At Sky Harbor, the Waymo Driver will apply learnings it has gained from driving in other locations to the unique challenge of airport pick up and drop off. That includes lessons our Driver learned from navigating the bustling streets of San Francisco, as well as Phoenix’s East Valley’s crowded shopping centers and high speed roads. Our Jaguar I-PACEs will drive autonomously at Sky Harbor Airport at all hours of the day and night, with an autonomous specialist present at first, to help us learn from the airport’s busy roads and crowded parking lots. We’ll focus our operations on the area around the 44th Street PHX Sky Train® Station, which is near the pickup and drop-off location for other ride-hail services. We will begin with Waymo employees hailing rides between Downtown Phoenix and Sky Harbor, eventually opening up to members of the public via our Trusted Tester program.

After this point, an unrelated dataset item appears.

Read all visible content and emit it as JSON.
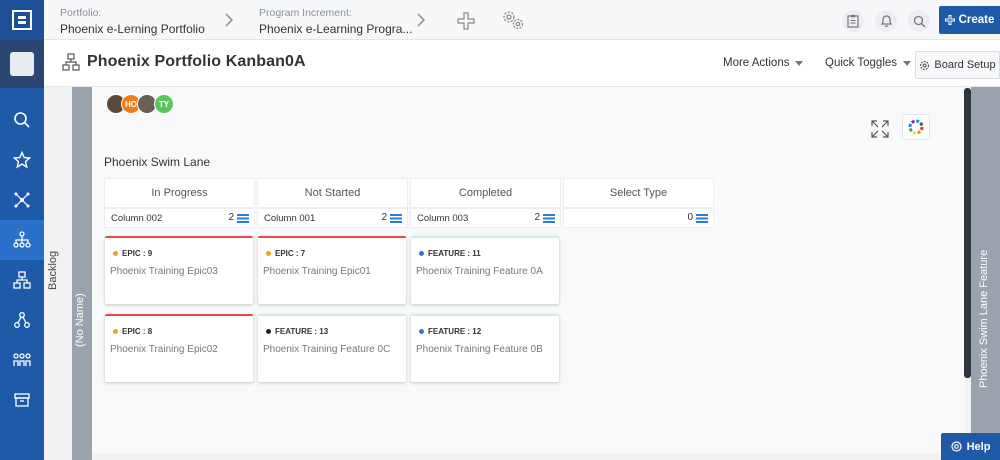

What we learn at Sky Harbor Airport will benefit us in other locations and help accelerate our progress. As we bring the Waymo Driver to more people in more places, we will be able to deploy in every new territory even faster and focus on some inherent challenges specific to each location—like driving in snow in New York City, human-like mannequins in Los Angeles’ Fashion District, or the notorious Pittsburgh left. With our robust infrastructure and state-of-the-art ML systems, the Waymo Driver is well prepared to tackle the challenges down the road.